I studied Physics at University but ended up in Chemistry and later Computer Science. My passion is still Physics, in particular Astrophysics.
I started Central Data Systems in 1982 and built this into a successful mid-sized IT consultancy in Perth, Western Australia.
In 1995 my view was that the Internet had plateaued. A number of ISP’s were created by people I had worked with and a couple of these became remarkably large. The ISPs burden was supporting customers PC’s which they had no visibility of. When Citrix released Winframe 1.6 I saw an opportunity to create a kind of “Microsoft Mainframe” which could be housed inside the ISP. The idea was that all the customer programs and data would run on the mainframe where we could support it easily and relieve the main cost burden for the ISP – support. The benefit to the customers were enormous. I fell in love with the idea and just had to do it.
I couldn’t afford to buy an ISP so had to build one myself. A few weekends later and with guidance from a friend, Mark Dignan (Digger), we were operational on Slackware Linux. The business worked. By 1999 we had grown to a private network spanning Australia with many business customers running off our Citrix/Microsoft server farm.
On a trip to London in Dec 1999 was reading an IT magazine and came across a new term I had never heard of before. ASP (Application Service Providers). The industry analysts had coined a term that described exactly what we had been doing for the last 4 years. I knew it was a great idea but was still surprised to see just how strongly the analysts approved of it.
We looked at floating the company with the support of one of our major customers. Fortunately the Dot.Com crash occurred before we got it away and I was left with my company intact. In fact we thrived during the Dot.Com crash because the ASP idea was so strong and we had real revenue and solid customers. I believe the analysts missed the sweet spot which was actually the intersection of (i) providing the server infrastructure, (ii) providing the computer network and (iii) providing the application software. It was the vertical integration of all technical levels which allowed us to survive and thrive.
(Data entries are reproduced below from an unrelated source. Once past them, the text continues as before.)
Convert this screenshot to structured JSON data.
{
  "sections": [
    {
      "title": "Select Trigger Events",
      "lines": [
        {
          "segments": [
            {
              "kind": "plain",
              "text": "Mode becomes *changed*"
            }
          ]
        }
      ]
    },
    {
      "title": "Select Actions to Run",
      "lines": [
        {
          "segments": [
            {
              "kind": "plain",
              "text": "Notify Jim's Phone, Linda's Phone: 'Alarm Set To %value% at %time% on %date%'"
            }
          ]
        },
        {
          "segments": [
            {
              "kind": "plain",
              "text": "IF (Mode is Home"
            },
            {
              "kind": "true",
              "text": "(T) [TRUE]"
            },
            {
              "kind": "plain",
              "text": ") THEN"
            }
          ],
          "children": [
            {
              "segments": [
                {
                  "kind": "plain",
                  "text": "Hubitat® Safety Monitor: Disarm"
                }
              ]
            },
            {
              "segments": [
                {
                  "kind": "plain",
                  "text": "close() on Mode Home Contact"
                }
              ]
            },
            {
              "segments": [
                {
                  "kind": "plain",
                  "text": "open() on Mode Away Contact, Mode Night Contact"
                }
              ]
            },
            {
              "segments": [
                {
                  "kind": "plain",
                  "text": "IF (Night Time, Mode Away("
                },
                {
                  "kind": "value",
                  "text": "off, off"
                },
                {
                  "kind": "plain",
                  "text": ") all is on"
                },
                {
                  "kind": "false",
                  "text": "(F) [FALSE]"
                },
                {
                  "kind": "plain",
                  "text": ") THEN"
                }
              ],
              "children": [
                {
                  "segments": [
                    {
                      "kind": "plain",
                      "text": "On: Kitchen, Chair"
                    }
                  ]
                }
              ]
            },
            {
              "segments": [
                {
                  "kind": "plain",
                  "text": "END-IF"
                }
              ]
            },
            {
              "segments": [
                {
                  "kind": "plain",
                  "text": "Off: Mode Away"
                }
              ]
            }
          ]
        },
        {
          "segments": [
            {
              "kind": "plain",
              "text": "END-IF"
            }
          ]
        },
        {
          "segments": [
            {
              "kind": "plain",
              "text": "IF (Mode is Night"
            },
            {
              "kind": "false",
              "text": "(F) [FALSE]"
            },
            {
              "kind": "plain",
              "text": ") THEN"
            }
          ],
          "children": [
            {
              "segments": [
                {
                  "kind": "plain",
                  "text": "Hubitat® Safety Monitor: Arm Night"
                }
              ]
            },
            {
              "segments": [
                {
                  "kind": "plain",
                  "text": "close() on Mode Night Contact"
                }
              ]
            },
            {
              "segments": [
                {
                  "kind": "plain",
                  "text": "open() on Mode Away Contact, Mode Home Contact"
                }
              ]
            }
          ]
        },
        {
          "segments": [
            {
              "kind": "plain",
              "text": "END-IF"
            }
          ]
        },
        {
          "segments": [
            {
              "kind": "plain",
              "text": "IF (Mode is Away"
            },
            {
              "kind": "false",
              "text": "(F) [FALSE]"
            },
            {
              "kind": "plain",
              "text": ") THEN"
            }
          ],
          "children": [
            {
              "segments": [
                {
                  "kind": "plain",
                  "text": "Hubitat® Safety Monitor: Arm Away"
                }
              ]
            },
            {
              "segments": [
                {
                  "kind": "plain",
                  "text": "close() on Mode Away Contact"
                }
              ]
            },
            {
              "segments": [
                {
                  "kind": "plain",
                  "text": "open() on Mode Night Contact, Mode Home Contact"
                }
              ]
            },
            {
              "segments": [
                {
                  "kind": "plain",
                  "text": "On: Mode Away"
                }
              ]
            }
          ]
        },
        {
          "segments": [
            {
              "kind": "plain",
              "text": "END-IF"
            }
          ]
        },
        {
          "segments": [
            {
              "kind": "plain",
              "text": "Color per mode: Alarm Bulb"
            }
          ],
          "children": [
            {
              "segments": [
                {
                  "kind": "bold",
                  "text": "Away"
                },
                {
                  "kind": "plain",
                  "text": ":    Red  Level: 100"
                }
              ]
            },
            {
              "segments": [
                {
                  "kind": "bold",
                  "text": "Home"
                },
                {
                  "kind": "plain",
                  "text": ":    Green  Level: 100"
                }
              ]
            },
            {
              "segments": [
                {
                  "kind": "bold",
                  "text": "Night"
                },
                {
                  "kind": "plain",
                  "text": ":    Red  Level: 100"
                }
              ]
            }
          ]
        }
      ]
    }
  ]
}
We brought forward all the lessons we had learned into the next generation and started creating a new ASP infrastructure that would eliminate all the software license costs which had outpriced us from most of our intended market. By 2002 I had seen one of our competitors raise and spend $37 million before folding. We had leveraged different technology and achieved far more functionality even though we were running off the smell of an oily rag. I think back now what would have happened if we had raised millions at this time and I’m sure most of it would have been wasted. There’s nothing that drives efficient innovation more than limited resources. We called it “Linframe” a play on words combining Linux with Metaframe.
In Dec 2004 we went live with our GoPC, a Virtual PC (a virtualized desktop infrastructure plus a lot more backend systems running from our data centre) with several trial customers. My view had always been focused on enterprise and government. We re-branded Linframe as GoPC.net. In 2005 during a trip to China the penny dropped and I realized the potential for GoPC.net as a consumer product. We could actually export to the Chinese – it was quite an exciting idea.
In mid 2005 we spun GoPC.net off from Central Data Systems into its own entity and since then it has taken on a life of its own and become an adventure I would never have dared to even dream of.
In late 2007 I moved to Silicon Valley and now split my time between San Francisco USA, Perth Australia, and the United Kingdom.